The Foreign Affairs Minister said the Irish emergency evacuation team was sent into a "dangerous and complicated environment", but were "very successful" in helping people get on planes over the course of 48 hours.
Despite that, there are dozens of others now seeking Irish consular support to leave Afghanistan.
Minister Coveney said: “There are 60 Irish citizens and / or family members who are in Afghanistan who we are now in contact with.
"There are 15 Afghan citizens who are Irish residents - I’ve given the clear instruction that they are to be treated as Irish citizens to help advise them how to keep safe and how to get out of Afghanistan when it’s safe to do that.”
Meanwhile, there are around 150 people who are going to get a family reunification visa, along with around 250 Afghan refugees who’ll receive visa waivers.
Minister Coveney stressed there'll now be "very few countries" with any sort of diplomatic presence in Afghanistan for the foreseeable future.
He said: “We were there effectively until the last 48 hours, when most countries were planning to evacuate their own military people along with as many civilians as they could.

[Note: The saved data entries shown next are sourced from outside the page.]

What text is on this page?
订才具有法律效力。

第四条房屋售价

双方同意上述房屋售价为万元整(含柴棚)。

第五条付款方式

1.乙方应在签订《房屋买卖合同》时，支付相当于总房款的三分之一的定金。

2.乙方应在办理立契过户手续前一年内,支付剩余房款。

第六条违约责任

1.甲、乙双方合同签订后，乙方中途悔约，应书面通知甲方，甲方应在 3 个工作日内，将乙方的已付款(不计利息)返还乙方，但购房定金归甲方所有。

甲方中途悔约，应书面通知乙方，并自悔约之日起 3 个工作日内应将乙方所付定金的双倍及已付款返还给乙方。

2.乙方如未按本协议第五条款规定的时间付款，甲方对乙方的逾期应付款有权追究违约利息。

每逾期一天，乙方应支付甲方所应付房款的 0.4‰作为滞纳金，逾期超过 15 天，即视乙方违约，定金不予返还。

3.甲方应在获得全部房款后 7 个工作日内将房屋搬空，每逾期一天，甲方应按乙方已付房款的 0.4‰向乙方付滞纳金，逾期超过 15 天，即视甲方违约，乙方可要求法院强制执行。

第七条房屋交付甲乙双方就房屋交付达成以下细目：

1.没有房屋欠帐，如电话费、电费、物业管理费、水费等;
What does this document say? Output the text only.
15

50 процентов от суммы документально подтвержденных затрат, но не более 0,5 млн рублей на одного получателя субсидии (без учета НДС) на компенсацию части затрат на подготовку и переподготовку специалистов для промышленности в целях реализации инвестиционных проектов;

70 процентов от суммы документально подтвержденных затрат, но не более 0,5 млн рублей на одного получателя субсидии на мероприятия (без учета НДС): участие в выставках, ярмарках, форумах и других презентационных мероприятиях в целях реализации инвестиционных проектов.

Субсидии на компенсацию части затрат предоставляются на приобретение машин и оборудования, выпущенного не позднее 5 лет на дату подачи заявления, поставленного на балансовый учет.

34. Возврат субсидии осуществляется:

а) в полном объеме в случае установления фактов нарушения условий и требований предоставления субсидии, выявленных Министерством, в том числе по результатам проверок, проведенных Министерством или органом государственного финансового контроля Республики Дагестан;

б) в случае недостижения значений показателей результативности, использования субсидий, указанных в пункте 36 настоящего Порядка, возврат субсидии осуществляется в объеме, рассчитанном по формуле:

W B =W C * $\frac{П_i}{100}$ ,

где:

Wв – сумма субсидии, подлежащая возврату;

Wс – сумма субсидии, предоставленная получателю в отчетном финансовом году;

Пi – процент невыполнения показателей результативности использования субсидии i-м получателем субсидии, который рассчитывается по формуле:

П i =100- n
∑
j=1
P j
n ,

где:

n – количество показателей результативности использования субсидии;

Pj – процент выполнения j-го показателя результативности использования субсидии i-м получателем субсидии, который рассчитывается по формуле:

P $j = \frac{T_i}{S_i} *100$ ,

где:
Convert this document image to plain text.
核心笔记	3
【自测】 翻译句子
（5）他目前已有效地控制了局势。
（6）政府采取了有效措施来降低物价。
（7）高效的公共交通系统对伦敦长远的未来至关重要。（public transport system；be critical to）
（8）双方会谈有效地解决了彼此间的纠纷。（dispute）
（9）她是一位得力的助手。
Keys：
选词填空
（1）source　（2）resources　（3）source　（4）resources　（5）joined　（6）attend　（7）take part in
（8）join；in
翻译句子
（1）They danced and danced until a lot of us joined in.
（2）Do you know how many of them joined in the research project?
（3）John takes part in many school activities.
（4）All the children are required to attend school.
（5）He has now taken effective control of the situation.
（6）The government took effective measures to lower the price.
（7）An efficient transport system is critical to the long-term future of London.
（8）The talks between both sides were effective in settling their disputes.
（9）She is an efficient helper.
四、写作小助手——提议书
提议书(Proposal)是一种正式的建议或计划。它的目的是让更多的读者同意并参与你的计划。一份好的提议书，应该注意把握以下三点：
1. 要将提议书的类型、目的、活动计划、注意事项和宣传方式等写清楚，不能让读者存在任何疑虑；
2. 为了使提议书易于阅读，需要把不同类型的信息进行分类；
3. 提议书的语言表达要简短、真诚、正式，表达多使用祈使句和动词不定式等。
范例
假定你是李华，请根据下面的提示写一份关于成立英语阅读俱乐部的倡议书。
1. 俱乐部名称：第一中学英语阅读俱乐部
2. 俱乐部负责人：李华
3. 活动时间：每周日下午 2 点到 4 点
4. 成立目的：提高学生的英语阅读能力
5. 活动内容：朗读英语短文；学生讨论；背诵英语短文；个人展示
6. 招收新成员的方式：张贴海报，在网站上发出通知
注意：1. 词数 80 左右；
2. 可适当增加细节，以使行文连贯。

“Effectively, Kabul airport is on the way to being shut down now - as the Americans obviously will be the last to leave.”
He said the task of getting Irish citizens out will be easier if the airport reopens to commercial traffic under Taliban control after the Americans leave on Tuesday.
However, he said others may need to cross land borders into neighbouring countries - with Minister Coveney insisting Ireland remains "deeply committed" to helping citizens and residents however possible.